A decade of tobacco control: The South African case of politics, health policy, health promotion and behaviour change
AbstractBackground. The South African (SA) government has implemented comprehensive tobacco control measures in line with the requirements of the Framework Convention on Tobacco Control. The effect of these measures on smoking prevalence and smoking-related attitudes, particularly among young people, is largely unknown.
Objective. To describe the impact of a comprehensive health promotion approach to tobacco control amongst SA school learners.
Methods. Four successive cross-sectional Global Youth Tobacco Surveys (GYTSs) were conducted in 1999, 2002, 2008 and 2011 among nationally representative samples of SA grades 8 - 10 school learners. We assessed the prevalence of current smoking (having smoked a cigarette on ≥1 day in the 30 days preceding the survey) and smoking-related attitudes and behaviours.

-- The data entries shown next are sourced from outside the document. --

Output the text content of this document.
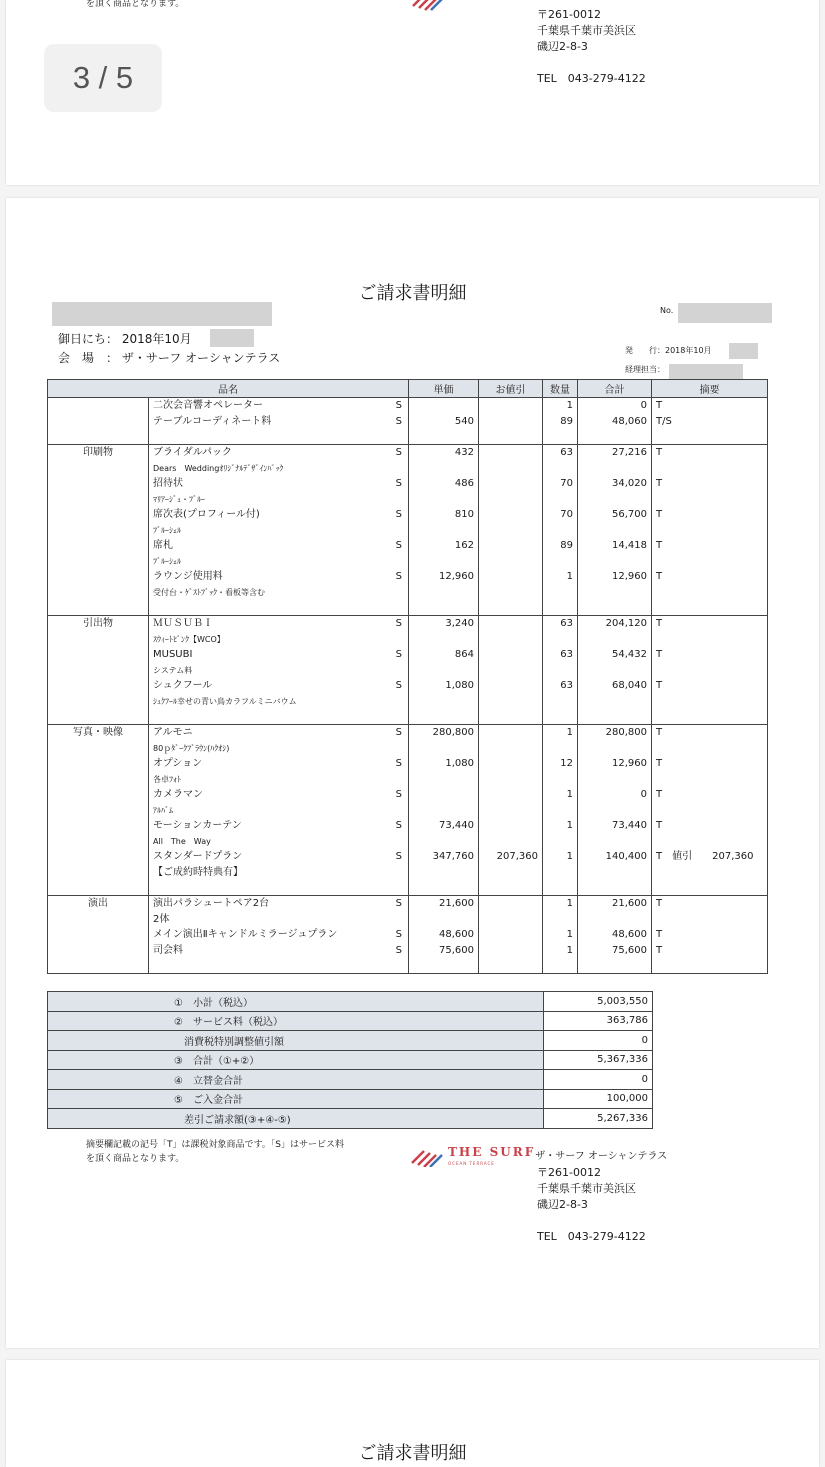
3 / 5
を頂く商品となります。
〒261-0012
千葉県千葉市美浜区
磯辺2-8-3
TEL　043-279-4122
ご請求書明細
No.
御日にち： 2018年10月
会　場　： ザ・サーフ オーシャンテラス
発　　行：2018年10月
経理担当：
品名		単価	お値引	数量	合計	摘要
	二次会音響オペレーター S			1	0	T
	テーブルコーディネート料 S	540		89	48,060	T/S

印刷物	ブライダルパック S	432		63	27,216	T
	Dears　Weddingｵﾘｼﾞﾅﾙﾃﾞｻﾞｲﾝﾊﾟｯｸ

	招待状 S	486		70	34,020	T
	ﾏﾘｱｰｼﾞｭ・ﾌﾞﾙｰ

	席次表(プロフィール付) S	810		70	56,700	T
	ﾌﾞﾙｰｼｪﾙ

	席札 S	162		89	14,418	T
	ﾌﾞﾙｰｼｪﾙ

	ラウンジ使用料 S	12,960		1	12,960	T
	受付台・ｹﾞｽﾄﾌﾞｯｸ・看板等含む

引出物	ＭＵＳＵＢＩ S	3,240		63	204,120	T
	ｽｳｨｰﾄﾋﾟﾝｸ【WCO】

	MUSUBI S	864		63	54,432	T
	システム料

	シュクフール S	1,080		63	68,040	T
	ｼｭｸﾌｰﾙ幸せの青い鳥カラフルミニバウム

写真・映像	アルモニ S	280,800		1	280,800	T
	80ｐﾀﾞｰｸﾌﾞﾗｳﾝ(ﾊｸｵｼ)

	オプション S	1,080		12	12,960	T
	各卓ﾌｫﾄ

	カメラマン S			1	0	T
	ｱﾙﾊﾞﾑ

	モーションカーテン S	73,440		1	73,440	T
	All　The　Way

	スタンダードプラン S	347,760	207,360	1	140,400	T　値引　　207,360
	【ご成約時特典有】

演出	演出パラシュートペア2台 S	21,600		1	21,600	T
	2体

	メイン演出Ⅱキャンドルミラージュプラン S	48,600		1	48,600	T
	司会料 S	75,600		1	75,600	T

①　小計（税込）	5,003,550	

②　サービス料（税込）	363,786	

　消費税特別調整値引額	0	

③　合計（①+②）	5,367,336	

④　立替金合計	0	

⑤　ご入金合計	100,000	

　差引ご請求額(③+④-⑤)	5,267,336	
摘要欄記載の記号「T」は課税対象商品です。「S」はサービス料
を頂く商品となります。	THE SURF
OCEAN TERRACE
ザ・サーフ オーシャンテラス
〒261-0012
千葉県千葉市美浜区
磯辺2-8-3
TEL　043-279-4122
ご請求書明細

Results. Over the 12-year survey period current smoking among learners declined from 23.0% (1999) to 16.9% (2011) – a 26.5% reduction. Reductions in smoking prevalence were less pronounced amongst girls and amongst black learners. We observed an increase in smoking prevalence amongst learners between 2008 and 2011. Smoking-related attitudes and behaviours showed favourable changes over the survey period.
Conclusion. These surveys demonstrate that the comprehensive and inter-sectorial tobacco control health promotion strategies implemented in SA have led to a gradual reduction in cigarette use amongst school learners. Of concern, however, are the smaller reductions in smoking prevalence amongst girls and black learners and an increase in smoking prevalence from 2008 to 2011. Additional efforts, especially for girls, are needed to ensure continued reduction in smoking prevalence amongst SA youth.